Now this, on the other hand, was - at least to me - more like it. The Castello Sforzesco - easier to find than to pronounce - was built in the mid-fifteenth century by Francesco Sforza, and quite a place it is. I wished we'd come here right away instead of screwing around at the church.
Interesting family, the Sforzas. The name goes back to a successful mercenary - quite a solid profession in Renaissance Italy; there was always plenty of work - whose illegitimate son Francesco took up the family trade, hired out to the Duke of Milan, and wound up marrying the boss's daughter and going into the Duke business himself. He was the one who built the castle.
Despite his birth status, Francesco doesn't seem to have been any more of a bastard than most of his contemporary peers. He and his successors, in fact, were quite enlightened despots in their way, and major patrons of the arts; Leonardo da Vinci worked for the Sforza family at one time.
Now, though, the Castello is just a nice place to go and look around, or whatever. (Note usual snoggers.) No armed guards here, no guards at all; amazingly, there wasn't even an admission charge - which there assuredly would have been in France or England; score one for Milan. You could just walk in and wander around. As we did.
Amazingly enough, one of Leonardo da Vinci's machines was still in place. I hadn't realized he was so clever.
As far as I know nobody attacked the castle during Francesco's administration, but in subsequent generations it did see some serious fighting and eventually fell to Austrian troops. Who knows, these old stone cannon balls piled in the moat may have seen combat.
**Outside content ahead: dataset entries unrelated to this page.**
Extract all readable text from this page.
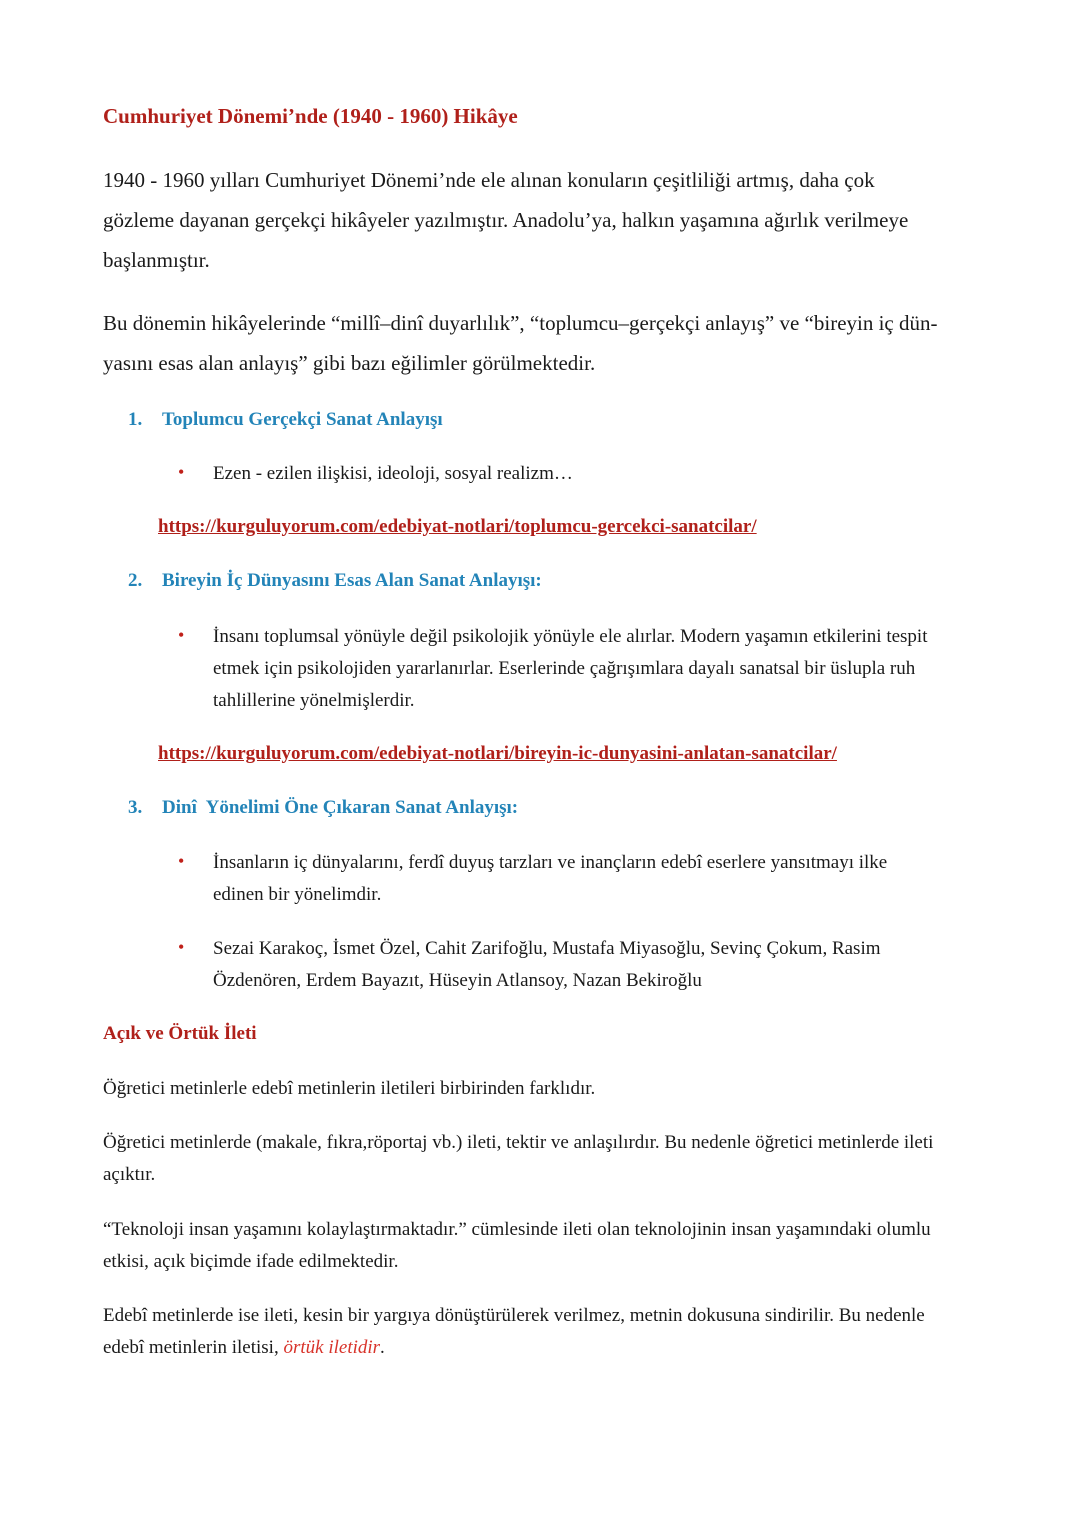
Cumhuriyet Dönemi’nde (1940 - 1960) Hikâye
1940 - 1960 yılları Cumhuriyet Dönemi’nde ele alınan konuların çeşitliliği artmış, daha çok
gözleme dayanan gerçekçi hikâyeler yazılmıştır. Anadolu’ya, halkın yaşamına ağırlık verilmeye
başlanmıştır.
Bu dönemin hikâyelerinde “millî–dinî duyarlılık”, “toplumcu–gerçekçi anlayış” ve “bireyin iç dün-
yasını esas alan anlayış” gibi bazı eğilimler görülmektedir.
1. Toplumcu Gerçekçi Sanat Anlayışı
• Ezen - ezilen ilişkisi, ideoloji, sosyal realizm…
https://kurguluyorum.com/edebiyat-notlari/toplumcu-gercekci-sanatcilar/
2. Bireyin İç Dünyasını Esas Alan Sanat Anlayışı:
• İnsanı toplumsal yönüyle değil psikolojik yönüyle ele alırlar. Modern yaşamın etkilerini tespit
etmek için psikolojiden yararlanırlar. Eserlerinde çağrışımlara dayalı sanatsal bir üslupla ruh
tahlillerine yönelmişlerdir.
https://kurguluyorum.com/edebiyat-notlari/bireyin-ic-dunyasini-anlatan-sanatcilar/
3. Dinî  Yönelimi Öne Çıkaran Sanat Anlayışı:
• İnsanların iç dünyalarını, ferdî duyuş tarzları ve inançların edebî eserlere yansıtmayı ilke
edinen bir yönelimdir.
• Sezai Karakoç, İsmet Özel, Cahit Zarifoğlu, Mustafa Miyasoğlu, Sevinç Çokum, Rasim
Özdenören, Erdem Bayazıt, Hüseyin Atlansoy, Nazan Bekiroğlu
Açık ve Örtük İleti
Öğretici metinlerle edebî metinlerin iletileri birbirinden farklıdır.
Öğretici metinlerde (makale, fıkra,röportaj vb.) ileti, tektir ve anlaşılırdır. Bu nedenle öğretici metinlerde ileti
açıktır.
“Teknoloji insan yaşamını kolaylaştırmaktadır.” cümlesinde ileti olan teknolojinin insan yaşamındaki olumlu
etkisi, açık biçimde ifade edilmektedir.
Edebî metinlerde ise ileti, kesin bir yargıya dönüştürülerek verilmez, metnin dokusuna sindirilir. Bu nedenle
edebî metinlerin iletisi, örtük iletidir.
If that's what they are, and I can't think what else they could be. (Once again an opportunity for a cheap play on the word "balls", which will once again be declined.)
All that was long, long ago, though. For centuries now the walls of the Castello Sforzesco have been attacked by nothing more violent than the creeping tendrils of ivy.
It is still inhabited, though by a more likeable class of occupants: cats, all over the place. When you think of it, a castle is a great place for a cat, isn't it?
Very friendly cats, too. Far more sociable than their French colleagues.
It really is quite a big place - if Francesco Sforza had enough troops to man these walls and defend this perimeter, he was indeed nobody to trifle with - with all sorts of fascinating galleries and passages and stairways. A museum, too, with various articles of furniture and miscellaneous artworks; I admit we didn't check it out very thoroughly. I'm not much on museums, which seem to me to have a necrophiliac quality; and anyway, we wanted to spend our last hours outdoors, seeing more of Milan.